LONDON — After a hectic and challenge-ridden year, Ontario farmers are cautiously optimistic about 2021.
After all, the food chain survived. Food got to market and in most rural areas COVID-19 turned out to be more like the seasonal flu. It was harder to find equipment parts and sometimes hard to find friends but farmers got through it. For some farmers 2020 was a banner year. Community-supported agriculture and direct food sales saw demand shoot up. There is now a run on Christmas trees and firewood but they don’t quite replace toilet paper in April for volume sales.
Harvest weather was gladly welcomed, as were commodity prices for corn, soybeans and wheat. Farm Credit Canada forecasts commodity prices will be strong for the first half of 2021.
Chatham-Kent crop farmer Mark Huston is far more optimistic about 2021 than he was for 2020, citing the rise in prices and the political situation in the United States being an impetus for Canada to also finally strengthen its own farm programs. In addition, Huston says that if tensions between the U.S. and China are weakened, with a new U.S. administration, it could indirectly help farmers in Canada.
Oxford County dairy farmer Tracey Arts says that farmers have reason to be optimistic despite the challenges caused by COVID-19. One positive development has been that more people have been buying locally and she hopes that doesn’t change next year.
Optimistic or not, farmers are resilient and seem ever-ready to roll with the punches.
“Whether we have livestock that count on us to provide for them, or crops that need to be tended to, farmers have proven that we can adjust and that we’re able to,” Arts said, adding that farmers can’t control weather.
In Essex County, grain farmer Brandon Byrne operates a 1500-acre cash crop farm and says that he hopes 2021 will be a much better year from a health and personal perspective for farmers in his area. Harvest hasn’t been too bad despite all the challenges and as for the future, he was philosophical.

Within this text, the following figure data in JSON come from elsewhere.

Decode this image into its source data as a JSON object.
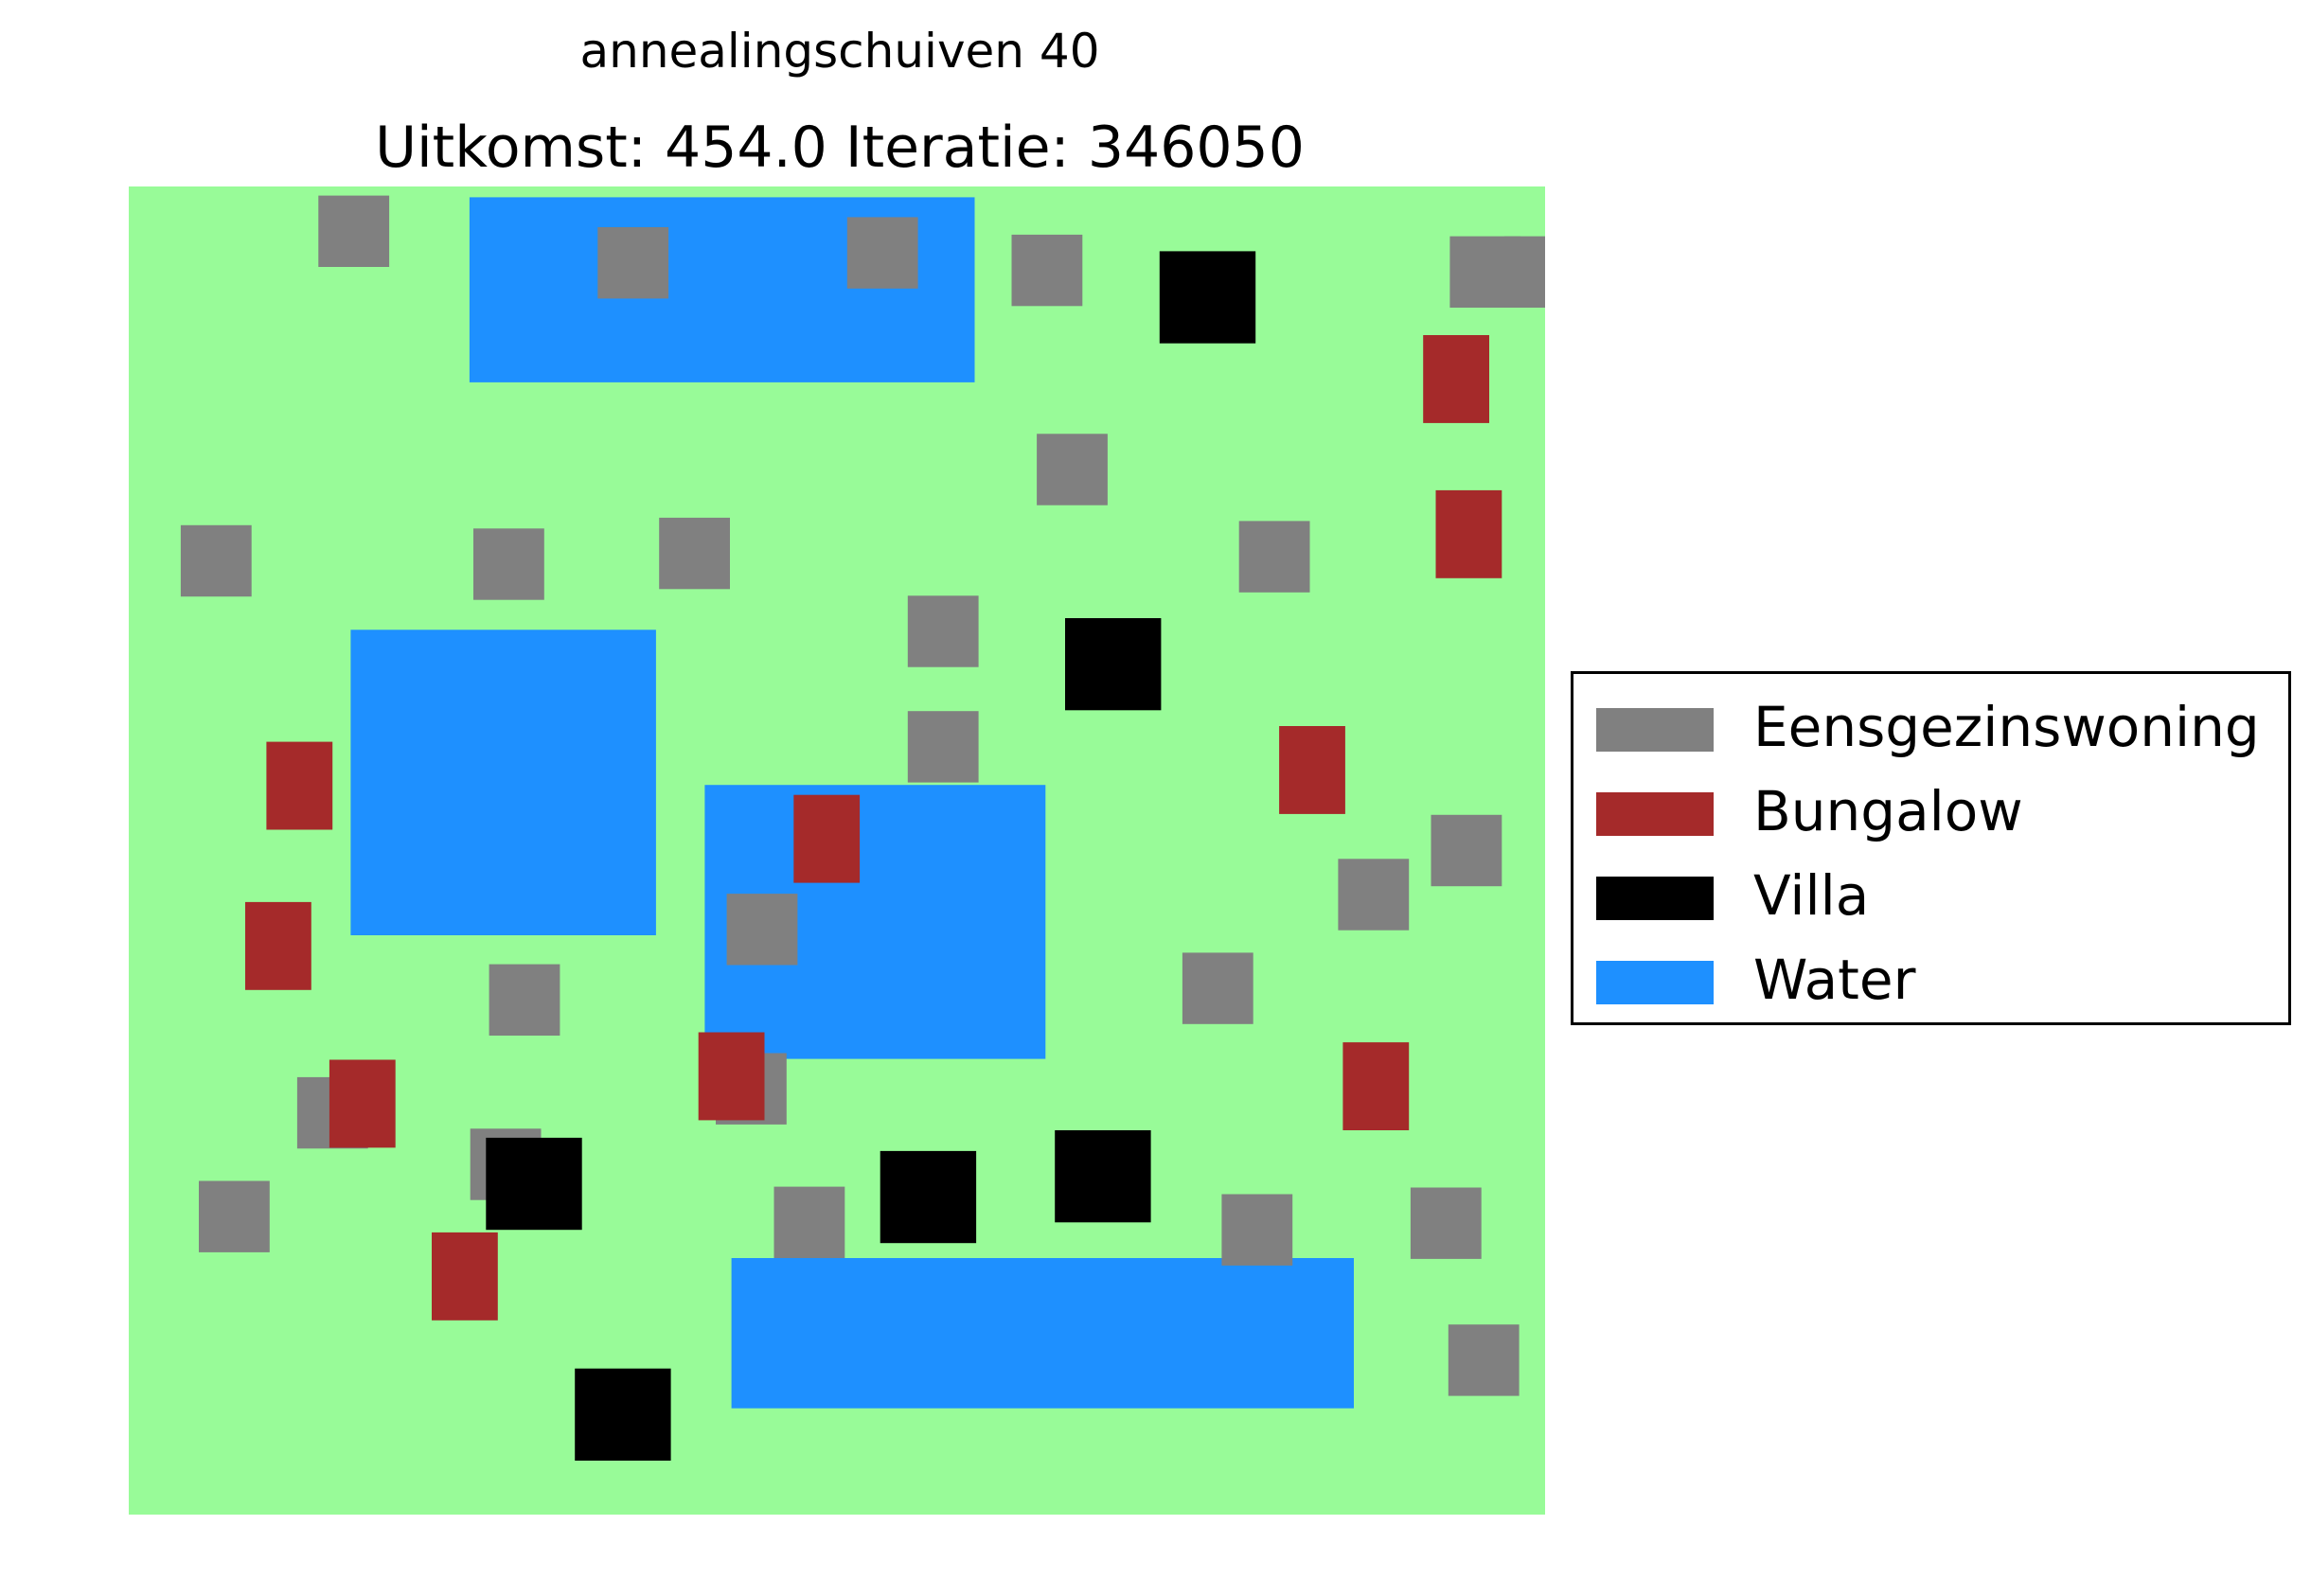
{
  "suptitle": "annealingschuiven 40",
  "title": "Uitkomst: 454.0 Iteratie: 346050",
  "colors": {
    "ground": "#98fb98",
    "Eensgezinswoning": "#808080",
    "Bungalow": "#a52a2a",
    "Villa": "#000000",
    "Water": "#1e90ff"
  },
  "legend": [
    {
      "label": "Eensgezinswoning",
      "type": "Eensgezinswoning"
    },
    {
      "label": "Bungalow",
      "type": "Bungalow"
    },
    {
      "label": "Villa",
      "type": "Villa"
    },
    {
      "label": "Water",
      "type": "Water"
    }
  ],
  "map": {
    "width": 180,
    "height": 160,
    "items": [
      {
        "type": "Water",
        "x": 43.3,
        "y": 136.4,
        "w": 64.2,
        "h": 22.3
      },
      {
        "type": "Water",
        "x": 28.2,
        "y": 69.8,
        "w": 38.8,
        "h": 36.8
      },
      {
        "type": "Water",
        "x": 73.2,
        "y": 54.9,
        "w": 43.3,
        "h": 33.0
      },
      {
        "type": "Water",
        "x": 76.6,
        "y": 12.8,
        "w": 79.1,
        "h": 18.1
      },
      {
        "type": "Eensgezinswoning",
        "x": 24.1,
        "y": 150.3,
        "w": 9.0,
        "h": 8.6
      },
      {
        "type": "Eensgezinswoning",
        "x": 59.6,
        "y": 146.5,
        "w": 9.0,
        "h": 8.6
      },
      {
        "type": "Eensgezinswoning",
        "x": 91.3,
        "y": 147.7,
        "w": 9.0,
        "h": 8.6
      },
      {
        "type": "Eensgezinswoning",
        "x": 112.2,
        "y": 145.6,
        "w": 9.0,
        "h": 8.6
      },
      {
        "type": "Eensgezinswoning",
        "x": 167.9,
        "y": 145.4,
        "w": 9.0,
        "h": 8.6
      },
      {
        "type": "Eensgezinswoning",
        "x": 115.4,
        "y": 121.6,
        "w": 9.0,
        "h": 8.6
      },
      {
        "type": "Eensgezinswoning",
        "x": 6.6,
        "y": 110.6,
        "w": 9.0,
        "h": 8.6
      },
      {
        "type": "Eensgezinswoning",
        "x": 43.8,
        "y": 110.2,
        "w": 9.0,
        "h": 8.6
      },
      {
        "type": "Eensgezinswoning",
        "x": 67.4,
        "y": 111.5,
        "w": 9.0,
        "h": 8.6
      },
      {
        "type": "Eensgezinswoning",
        "x": 99.0,
        "y": 102.1,
        "w": 9.0,
        "h": 8.6
      },
      {
        "type": "Eensgezinswoning",
        "x": 99.0,
        "y": 88.2,
        "w": 9.0,
        "h": 8.6
      },
      {
        "type": "Eensgezinswoning",
        "x": 141.1,
        "y": 111.1,
        "w": 9.0,
        "h": 8.6
      },
      {
        "type": "Eensgezinswoning",
        "x": 165.5,
        "y": 75.7,
        "w": 9.0,
        "h": 8.6
      },
      {
        "type": "Eensgezinswoning",
        "x": 153.7,
        "y": 70.4,
        "w": 9.0,
        "h": 8.6
      },
      {
        "type": "Eensgezinswoning",
        "x": 76.0,
        "y": 66.2,
        "w": 9.0,
        "h": 8.6
      },
      {
        "type": "Eensgezinswoning",
        "x": 133.9,
        "y": 59.1,
        "w": 9.0,
        "h": 8.6
      },
      {
        "type": "Eensgezinswoning",
        "x": 45.8,
        "y": 57.7,
        "w": 9.0,
        "h": 8.6
      },
      {
        "type": "Eensgezinswoning",
        "x": 74.6,
        "y": 47.0,
        "w": 9.0,
        "h": 8.6
      },
      {
        "type": "Eensgezinswoning",
        "x": 21.4,
        "y": 44.1,
        "w": 9.0,
        "h": 8.6
      },
      {
        "type": "Eensgezinswoning",
        "x": 8.9,
        "y": 31.6,
        "w": 9.0,
        "h": 8.6
      },
      {
        "type": "Eensgezinswoning",
        "x": 43.4,
        "y": 37.9,
        "w": 9.0,
        "h": 8.6
      },
      {
        "type": "Eensgezinswoning",
        "x": 82.0,
        "y": 30.9,
        "w": 9.0,
        "h": 8.6
      },
      {
        "type": "Eensgezinswoning",
        "x": 138.9,
        "y": 30.0,
        "w": 9.0,
        "h": 8.6
      },
      {
        "type": "Eensgezinswoning",
        "x": 167.7,
        "y": 14.3,
        "w": 9.0,
        "h": 8.6
      },
      {
        "type": "Eensgezinswoning",
        "x": 162.9,
        "y": 30.8,
        "w": 9.0,
        "h": 8.6
      },
      {
        "type": "Eensgezinswoning",
        "x": 174.8,
        "y": 145.4,
        "w": 9.0,
        "h": 8.6
      },
      {
        "type": "Bungalow",
        "x": 17.5,
        "y": 82.5,
        "w": 8.4,
        "h": 10.6
      },
      {
        "type": "Bungalow",
        "x": 14.8,
        "y": 63.2,
        "w": 8.4,
        "h": 10.6
      },
      {
        "type": "Bungalow",
        "x": 84.5,
        "y": 76.1,
        "w": 8.4,
        "h": 10.6
      },
      {
        "type": "Bungalow",
        "x": 146.2,
        "y": 84.4,
        "w": 8.4,
        "h": 10.6
      },
      {
        "type": "Bungalow",
        "x": 164.5,
        "y": 131.5,
        "w": 8.4,
        "h": 10.6
      },
      {
        "type": "Bungalow",
        "x": 166.1,
        "y": 112.8,
        "w": 8.4,
        "h": 10.6
      },
      {
        "type": "Bungalow",
        "x": 25.5,
        "y": 44.2,
        "w": 8.4,
        "h": 10.6
      },
      {
        "type": "Bungalow",
        "x": 72.4,
        "y": 47.5,
        "w": 8.4,
        "h": 10.6
      },
      {
        "type": "Bungalow",
        "x": 154.3,
        "y": 46.3,
        "w": 8.4,
        "h": 10.6
      },
      {
        "type": "Bungalow",
        "x": 38.5,
        "y": 23.4,
        "w": 8.4,
        "h": 10.6
      },
      {
        "type": "Villa",
        "x": 131.0,
        "y": 141.1,
        "w": 12.2,
        "h": 11.1
      },
      {
        "type": "Villa",
        "x": 119.0,
        "y": 96.9,
        "w": 12.2,
        "h": 11.1
      },
      {
        "type": "Villa",
        "x": 45.4,
        "y": 34.3,
        "w": 12.2,
        "h": 11.1
      },
      {
        "type": "Villa",
        "x": 95.5,
        "y": 32.7,
        "w": 12.2,
        "h": 11.1
      },
      {
        "type": "Villa",
        "x": 117.7,
        "y": 35.2,
        "w": 12.2,
        "h": 11.1
      },
      {
        "type": "Villa",
        "x": 56.7,
        "y": 6.5,
        "w": 12.2,
        "h": 11.1
      }
    ]
  }
}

“In our business,” he said, “we’ve learned to take things in stride when it comes to our operations, whether it be factors of weather or whatever else. 2021 will be no different.”
Emery Huszka operates grain farms in Lambton and in Chatham and takes much the same view. Though there are numerous political and economic issues stemming from COVID and other challenges for which a solution is vital going into the new year, politics might collide more with the farming industry, he said. But farmers, as they always do, must keep working through any challenges and see where the cards fall, he said.
Operating a grain farm near Waterford in Norfolk County, Scott Persall said that he is slightly optimistic as farmers in the area have had a decent crop this year. When it comes to grains and oil seeds, he says, the market has mostly stabilized, though there have been some challenges, one of them being delivering contracts. All in all, next year shouldn’t be too bad.
“In spite of the challenges, we should be able to work through the issues,” he said.”